Hochmair was born in Vienna in 1940. He received his Dipl.-Ing. and D.Tech. degrees in electrical engineering from the Technical University of Vienna in 1964 and 1967, respectively. He joined the Institute for Physical Electronics of the Technical University of Vienna in 1965, where he taught courses on linear integrated circuits and circuit design. He worked as a research associate at Marshall Space Flight Center, in the U.S. from 1970 to 1972 where he designed analog integrated circuits in CMOS technology. He was a visiting associate professor at Stanford University in 1979.

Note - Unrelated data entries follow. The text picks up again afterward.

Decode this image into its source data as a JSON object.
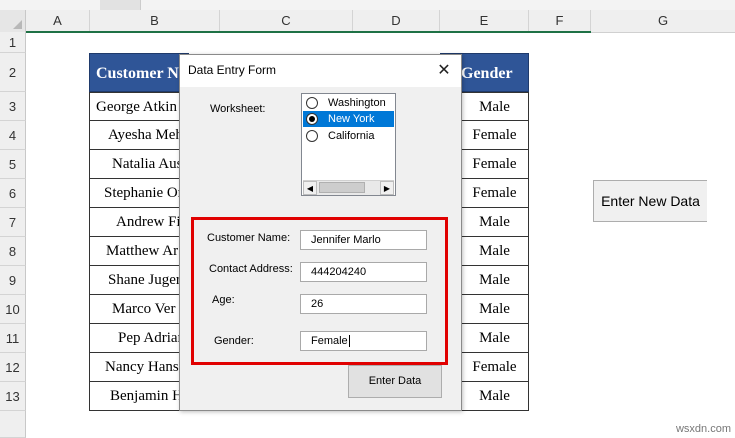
{
  "columns": [
    "A",
    "B",
    "C",
    "D",
    "E",
    "F",
    "G"
  ],
  "rows": [
    "1",
    "2",
    "3",
    "4",
    "5",
    "6",
    "7",
    "8",
    "9",
    "10",
    "11",
    "12",
    "13"
  ],
  "table": {
    "headers": {
      "customer": "Customer N",
      "gender": "Gender"
    },
    "customers": [
      "George Atkin",
      "Ayesha Meh",
      "Natalia Aus",
      "Stephanie Or",
      "Andrew Fi",
      "Matthew Ar",
      "Shane Juger",
      "Marco Ver",
      "Pep Adrian",
      "Nancy Hans",
      "Benjamin H"
    ],
    "genders": [
      "Male",
      "Female",
      "Female",
      "Female",
      "Male",
      "Male",
      "Male",
      "Male",
      "Male",
      "Female",
      "Male"
    ]
  },
  "side_button": {
    "label": "Enter New Data"
  },
  "dialog": {
    "title": "Data Entry Form",
    "close": "✕",
    "worksheet_label": "Worksheet:",
    "worksheets": [
      "Washington",
      "New York",
      "California"
    ],
    "selected_worksheet": "New York",
    "scroll_left": "◀",
    "scroll_right": "▶",
    "fields": {
      "name_label": "Customer Name:",
      "name_value": "Jennifer Marlo",
      "address_label": "Contact Address:",
      "address_value": "444204240",
      "age_label": "Age:",
      "age_value": "26",
      "gender_label": "Gender:",
      "gender_value": "Female"
    },
    "submit_label": "Enter Data"
  },
  "watermark": "wsxdn.com",
  "colors": {
    "header_fill": "#2f5597",
    "highlight_box": "#e00000",
    "selection": "#0078d7",
    "grid_accent": "#1e7145"
  }
}
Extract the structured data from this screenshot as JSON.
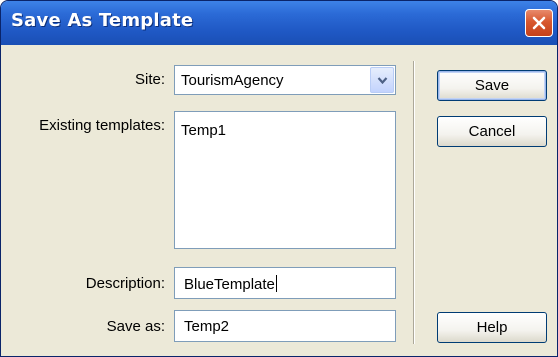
{
  "window": {
    "title": "Save As Template"
  },
  "form": {
    "site_label": "Site:",
    "site_value": "TourismAgency",
    "existing_label": "Existing templates:",
    "existing_templates": [
      "Temp1"
    ],
    "description_label": "Description:",
    "description_value": "BlueTemplate",
    "saveas_label": "Save as:",
    "saveas_value": "Temp2"
  },
  "buttons": {
    "save": "Save",
    "cancel": "Cancel",
    "help": "Help"
  },
  "colors": {
    "titlebar": "#2b6ad6",
    "close": "#d8582f",
    "dialog_bg": "#ece9d8",
    "field_border": "#7f9db9"
  },
  "icons": {
    "close": "close-icon",
    "dropdown": "chevron-down-icon"
  }
}
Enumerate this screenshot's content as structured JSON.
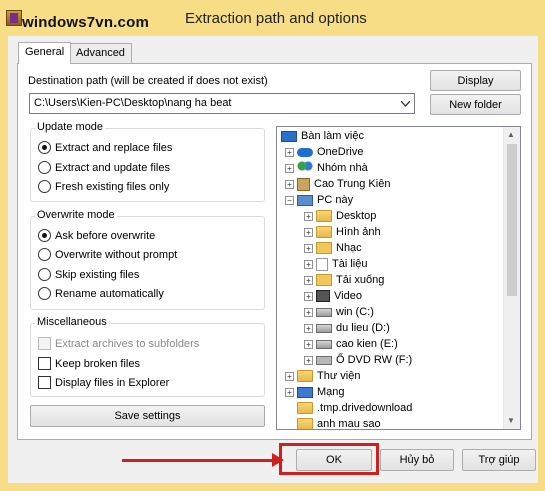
{
  "window": {
    "title": "Extraction path and options",
    "watermark": "windows7vn.com"
  },
  "tabs": [
    {
      "label": "General",
      "active": true
    },
    {
      "label": "Advanced",
      "active": false
    }
  ],
  "destination": {
    "label": "Destination path (will be created if does not exist)",
    "value": "C:\\Users\\Kien-PC\\Desktop\\nang ha beat"
  },
  "side_buttons": {
    "display": "Display",
    "new_folder": "New folder"
  },
  "update_mode": {
    "title": "Update mode",
    "options": [
      {
        "label": "Extract and replace files",
        "selected": true
      },
      {
        "label": "Extract and update files",
        "selected": false
      },
      {
        "label": "Fresh existing files only",
        "selected": false
      }
    ]
  },
  "overwrite_mode": {
    "title": "Overwrite mode",
    "options": [
      {
        "label": "Ask before overwrite",
        "selected": true
      },
      {
        "label": "Overwrite without prompt",
        "selected": false
      },
      {
        "label": "Skip existing files",
        "selected": false
      },
      {
        "label": "Rename automatically",
        "selected": false
      }
    ]
  },
  "misc": {
    "title": "Miscellaneous",
    "options": [
      {
        "label": "Extract archives to subfolders",
        "checked": false,
        "disabled": true
      },
      {
        "label": "Keep broken files",
        "checked": false,
        "disabled": false
      },
      {
        "label": "Display files in Explorer",
        "checked": false,
        "disabled": false
      }
    ]
  },
  "save_settings": "Save settings",
  "tree": [
    {
      "label": "Bàn làm việc",
      "icon": "monitor-icon"
    },
    {
      "label": "OneDrive",
      "icon": "cloud-icon"
    },
    {
      "label": "Nhóm nhà",
      "icon": "homegroup-icon"
    },
    {
      "label": "Cao Trung Kiên",
      "icon": "user-folder-icon"
    },
    {
      "label": "PC này",
      "icon": "computer-icon"
    },
    {
      "label": "Desktop",
      "icon": "folder-icon"
    },
    {
      "label": "Hình ảnh",
      "icon": "pictures-icon"
    },
    {
      "label": "Nhạc",
      "icon": "music-icon"
    },
    {
      "label": "Tài liệu",
      "icon": "documents-icon"
    },
    {
      "label": "Tải xuống",
      "icon": "downloads-icon"
    },
    {
      "label": "Video",
      "icon": "video-icon"
    },
    {
      "label": "win (C:)",
      "icon": "drive-icon"
    },
    {
      "label": "du lieu (D:)",
      "icon": "drive-icon"
    },
    {
      "label": "cao kien (E:)",
      "icon": "drive-icon"
    },
    {
      "label": "Ổ DVD RW (F:)",
      "icon": "dvd-icon"
    },
    {
      "label": "Thư viện",
      "icon": "library-icon"
    },
    {
      "label": "Mạng",
      "icon": "network-icon"
    },
    {
      "label": ".tmp.drivedownload",
      "icon": "folder-icon"
    },
    {
      "label": "anh mau sao",
      "icon": "folder-icon"
    }
  ],
  "footer": {
    "ok": "OK",
    "cancel": "Hủy bỏ",
    "help": "Trợ giúp"
  },
  "colors": {
    "titlebar": "#f6dd86",
    "annotation": "#cf1f1f"
  }
}
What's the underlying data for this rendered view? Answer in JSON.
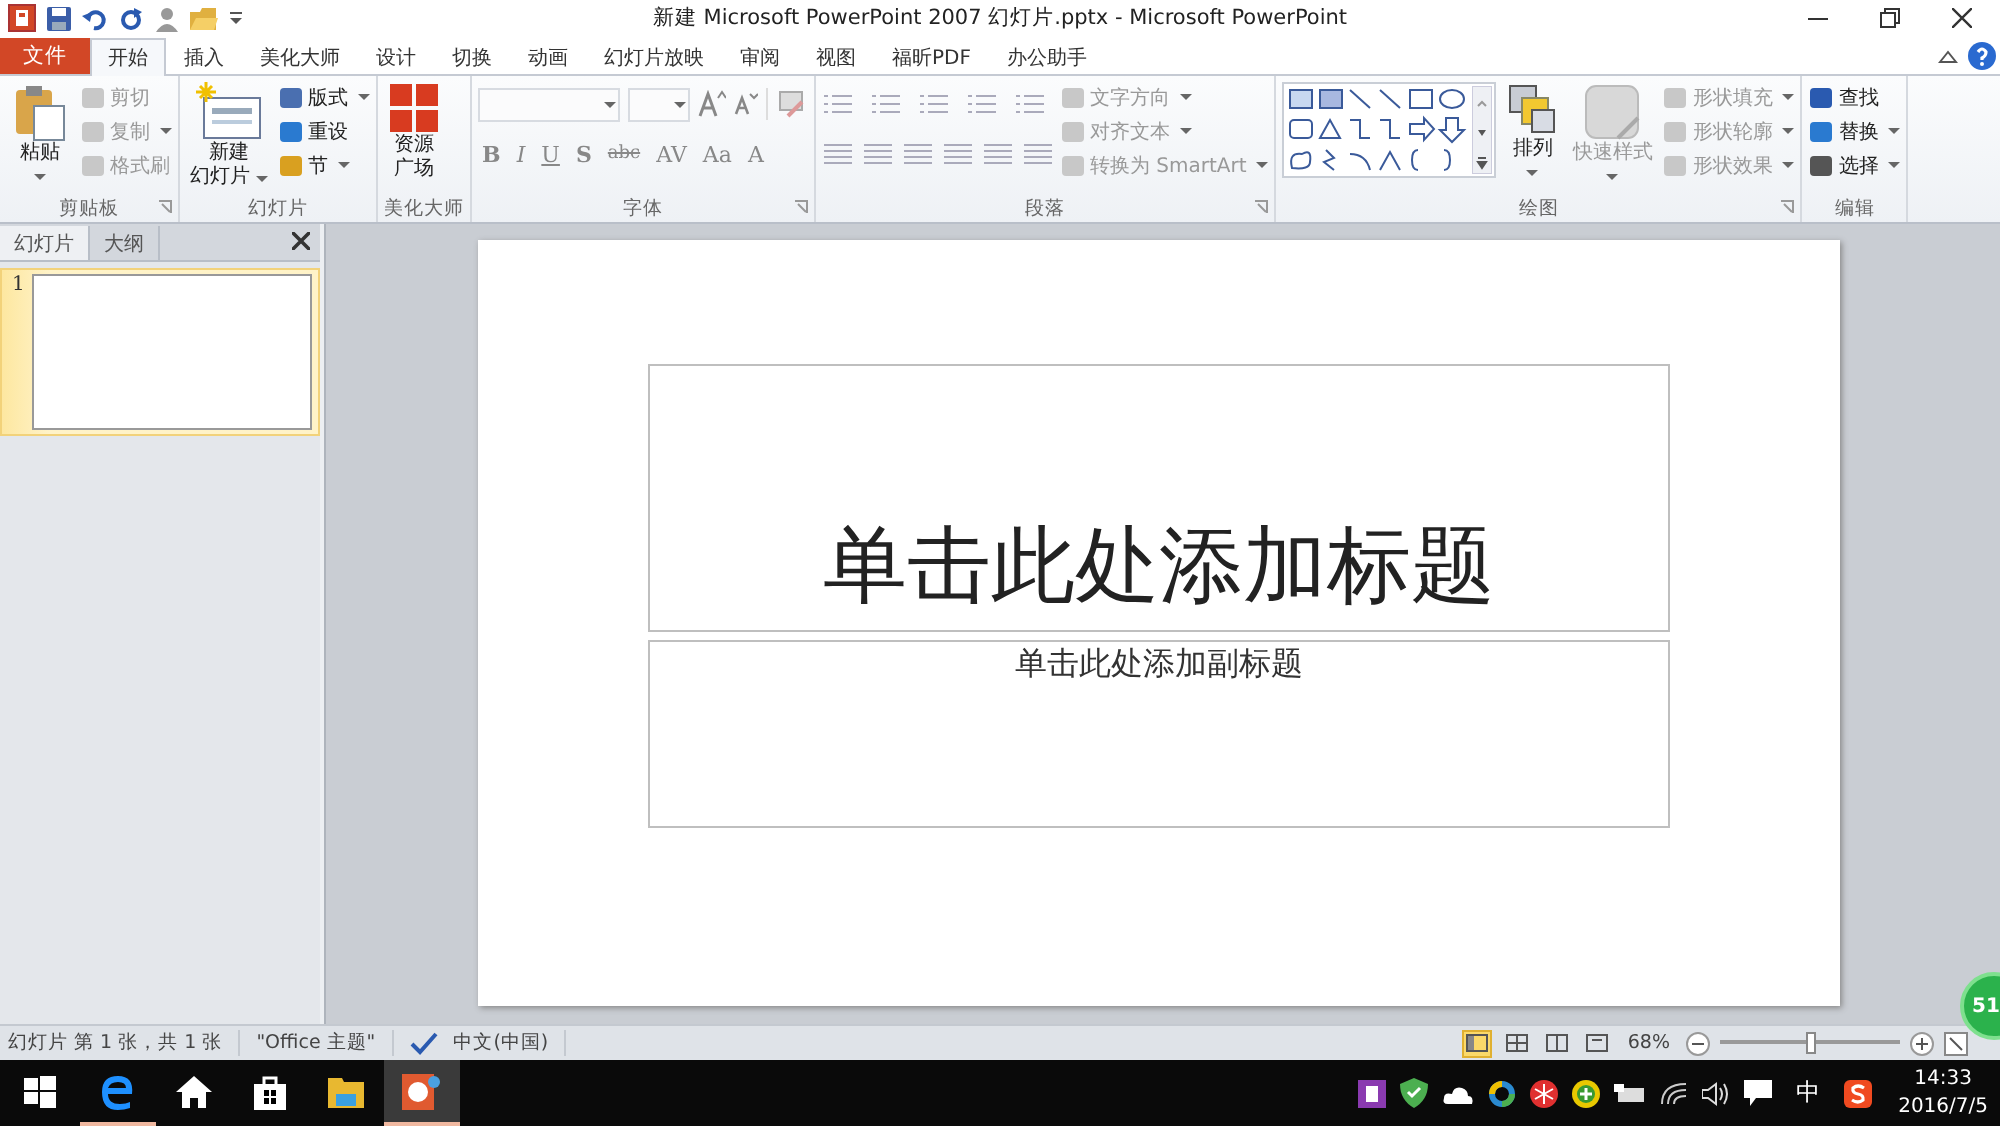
{
  "window": {
    "title": "新建 Microsoft PowerPoint 2007 幻灯片.pptx - Microsoft PowerPoint"
  },
  "tabs": [
    {
      "label": "文件",
      "kind": "file",
      "selected": false
    },
    {
      "label": "开始",
      "kind": "tab",
      "selected": true
    },
    {
      "label": "插入",
      "kind": "tab",
      "selected": false
    },
    {
      "label": "美化大师",
      "kind": "tab",
      "selected": false
    },
    {
      "label": "设计",
      "kind": "tab",
      "selected": false
    },
    {
      "label": "切换",
      "kind": "tab",
      "selected": false
    },
    {
      "label": "动画",
      "kind": "tab",
      "selected": false
    },
    {
      "label": "幻灯片放映",
      "kind": "tab",
      "selected": false
    },
    {
      "label": "审阅",
      "kind": "tab",
      "selected": false
    },
    {
      "label": "视图",
      "kind": "tab",
      "selected": false
    },
    {
      "label": "福昕PDF",
      "kind": "tab",
      "selected": false
    },
    {
      "label": "办公助手",
      "kind": "tab",
      "selected": false
    }
  ],
  "ribbon_groups": [
    {
      "label": "剪贴板",
      "launcher": true,
      "items": [
        {
          "kind": "large",
          "lines": [
            "粘贴"
          ],
          "dropdown": true,
          "disabled": false
        },
        {
          "kind": "stack",
          "rows": [
            {
              "label": "剪切",
              "disabled": true,
              "dropdown": false
            },
            {
              "label": "复制",
              "disabled": true,
              "dropdown": true
            },
            {
              "label": "格式刷",
              "disabled": true,
              "dropdown": false
            }
          ]
        }
      ]
    },
    {
      "label": "幻灯片",
      "launcher": false,
      "items": [
        {
          "kind": "large",
          "lines": [
            "新建",
            "幻灯片"
          ],
          "dropdown": true,
          "disabled": false
        },
        {
          "kind": "stack",
          "rows": [
            {
              "label": "版式",
              "disabled": false,
              "dropdown": true
            },
            {
              "label": "重设",
              "disabled": false,
              "dropdown": false
            },
            {
              "label": "节",
              "disabled": false,
              "dropdown": true
            }
          ]
        }
      ]
    },
    {
      "label": "美化大师",
      "launcher": false,
      "items": [
        {
          "kind": "large",
          "lines": [
            "资源",
            "广场"
          ],
          "dropdown": false,
          "disabled": false
        }
      ]
    },
    {
      "label": "字体",
      "launcher": true,
      "items": [
        {
          "kind": "font",
          "format_buttons": [
            "B",
            "I",
            "U",
            "S",
            "abc",
            "AV",
            "Aa",
            "A"
          ],
          "disabled": true
        }
      ]
    },
    {
      "label": "段落",
      "launcher": true,
      "items": [
        {
          "kind": "paragraph",
          "disabled": true
        },
        {
          "kind": "stack",
          "rows": [
            {
              "label": "文字方向",
              "disabled": true,
              "dropdown": true
            },
            {
              "label": "对齐文本",
              "disabled": true,
              "dropdown": true
            },
            {
              "label": "转换为 SmartArt",
              "disabled": true,
              "dropdown": true
            }
          ]
        }
      ]
    },
    {
      "label": "绘图",
      "launcher": true,
      "items": [
        {
          "kind": "gallery"
        },
        {
          "kind": "large",
          "lines": [
            "排列"
          ],
          "dropdown": true,
          "disabled": false
        },
        {
          "kind": "large",
          "lines": [
            "快速样式"
          ],
          "dropdown": true,
          "disabled": true
        },
        {
          "kind": "stack",
          "rows": [
            {
              "label": "形状填充",
              "disabled": true,
              "dropdown": true
            },
            {
              "label": "形状轮廓",
              "disabled": true,
              "dropdown": true
            },
            {
              "label": "形状效果",
              "disabled": true,
              "dropdown": true
            }
          ]
        }
      ]
    },
    {
      "label": "编辑",
      "launcher": false,
      "items": [
        {
          "kind": "stack",
          "rows": [
            {
              "label": "查找",
              "disabled": false,
              "dropdown": false
            },
            {
              "label": "替换",
              "disabled": false,
              "dropdown": true
            },
            {
              "label": "选择",
              "disabled": false,
              "dropdown": true
            }
          ]
        }
      ]
    }
  ],
  "side_panel": {
    "tabs": [
      {
        "label": "幻灯片",
        "selected": true
      },
      {
        "label": "大纲",
        "selected": false
      }
    ],
    "slides": [
      {
        "number": "1",
        "selected": true
      }
    ]
  },
  "slide": {
    "title_placeholder": "单击此处添加标题",
    "subtitle_placeholder": "单击此处添加副标题"
  },
  "status_bar": {
    "slide_info": "幻灯片 第 1 张，共 1 张",
    "theme": "\"Office 主题\"",
    "language": "中文(中国)",
    "views": [
      {
        "selected": true
      },
      {
        "selected": false
      },
      {
        "selected": false
      },
      {
        "selected": false
      }
    ],
    "zoom": "68%",
    "zoom_slider": {
      "level": 0.5
    }
  },
  "taskbar": {
    "apps": [
      {
        "running": false,
        "selected": false
      },
      {
        "running": true,
        "selected": false
      },
      {
        "running": false,
        "selected": false
      },
      {
        "running": false,
        "selected": false
      },
      {
        "running": false,
        "selected": false
      },
      {
        "running": true,
        "selected": true
      }
    ],
    "ime": "中",
    "time": "14:33",
    "date": "2016/7/5"
  },
  "floating_ball": {
    "text": "51"
  }
}
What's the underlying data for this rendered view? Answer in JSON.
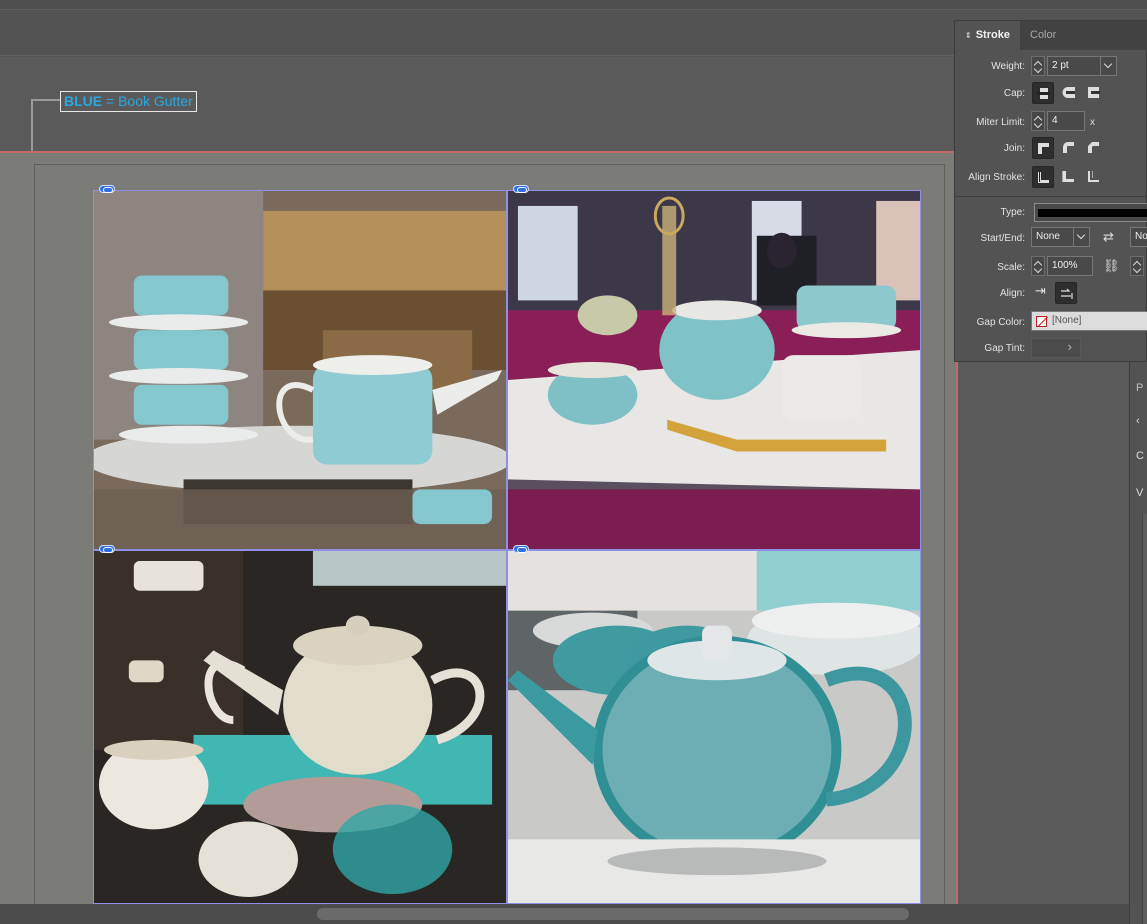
{
  "callout": {
    "keyword": "BLUE",
    "text": " = Book Gutter"
  },
  "stroke_panel": {
    "tabs": [
      {
        "label": "Stroke"
      },
      {
        "label": "Color"
      }
    ],
    "weight": {
      "label": "Weight:",
      "value": "2 pt"
    },
    "cap": {
      "label": "Cap:"
    },
    "miter_limit": {
      "label": "Miter Limit:",
      "value": "4",
      "unit": "x"
    },
    "join": {
      "label": "Join:"
    },
    "align_stroke": {
      "label": "Align Stroke:"
    },
    "type": {
      "label": "Type:"
    },
    "start_end": {
      "label": "Start/End:",
      "start": "None",
      "end": "No"
    },
    "scale": {
      "label": "Scale:",
      "value": "100%"
    },
    "align": {
      "label": "Align:"
    },
    "gap_color": {
      "label": "Gap Color:",
      "value": "[None]"
    },
    "gap_tint": {
      "label": "Gap Tint:"
    }
  },
  "side_panel": {
    "icons": [
      "P",
      "‹",
      "C",
      "V"
    ]
  },
  "colors": {
    "bleed": "#c46a6a",
    "frame_border": "#8f8fe6",
    "callout_text": "#29a8e0"
  }
}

===Cochlear implant design===
In 1975, the Austrian Research Council supported Hochmair's cochlear implant project by a grant of 110,000 ATS, roughly equivalent to $11,000 USD. Together with his wife Ingeborg Hochmair, who holds several degrees in electrical engineering, he designed a device that was able to stimulate the fibers of the auditory nerve at several locations within the cochlea. A previous implant design by William F. House could only stimulate cochlea at one site.

They built a multichannel intra-cochlear electrode, and developed all the implantable and the external electronics for the transcutaneous transmission, the coding and decoding of circuits and the electrode driving circuitry while trying to minimize the power consumption. On December 16, 1977 he was part of the team responsible for implanting the first single-channel cochlear implant. They established MED-EL in 1989, a cochlear implant manufacture company. In 2013, Ingeborg Hochmair won the coveted Lasker Award, often considered the "American Nobel Prize," for this development.

== Awards and honors==

- 1977: Best Paper Award, International Solid-State Circuits Conference
- 2003: Erwin Schrödinger Prize, Austrian Academy of Sciences
- 2004: Honorary Doctorate of Medicine, Technical University of Munich
- 2004: Holzer Prize, Technical University of Vienna
- 2014: Austrian Cross of Honour for Science and Art, First Class
- 2014: Russ Prize, National Academy of Engineering
- 2014: Finalist for the European Inventor Award
- 2015: Johann Joseph Ritter von Prechtl Medal, Technical University of Vienna
- 2016: Eduard Rhein Prize, Eduard Rhein Foundation
- 2026: Queen Elizabeth Prize for Engineering

== Academic papers ==

- Hochmair is the author or co-author on more than 50 publications in the field of electrical engineering and cochlear implant technology.
- Some of his most prominent papers include:
- Teissl, Ch.; Kremser, Ch.; Hochmair, E. S.; Hochmair-Desoyer, I. J. (1999) Magnetic resonance imaging and cochlear implants: Compatibility and safety aspects. Journal of Magnetic Resonance Imaging, Bd. 9, S. 26-38.
- Zierhofer, C.; Hochmair, E. (1996) Geometric approach for coupling enhancement of magnetically coupled coils. IEEE Transactions on Biomedical Engineering, Bd. 43 (7), S. 708-714.
- Zierhofer, C.; Hochmair, I.; Hochmair, E. (1995) Electronic design of a cochlear implant for multichannel high-rate pulsatile stimulation strategies. IEEE Transactions on Rehabilitation Engineering, Bd. 3 (1), S. 112-116.
- Hochmair, E. S. (1984) System optimization for improved accuracy in transcutaneous signal and power transmission. IEEE Transactions on Biomedical Engineering, Bd. BME-31, S. 177-186.
- Hochmair, E. S.; Hochmair-Desoyer, I. J. (1981) An implanted auditory eight-channel stimulator for the deaf. Medical & Biological Engineering & Computing, Bd. 19, S. 141-148.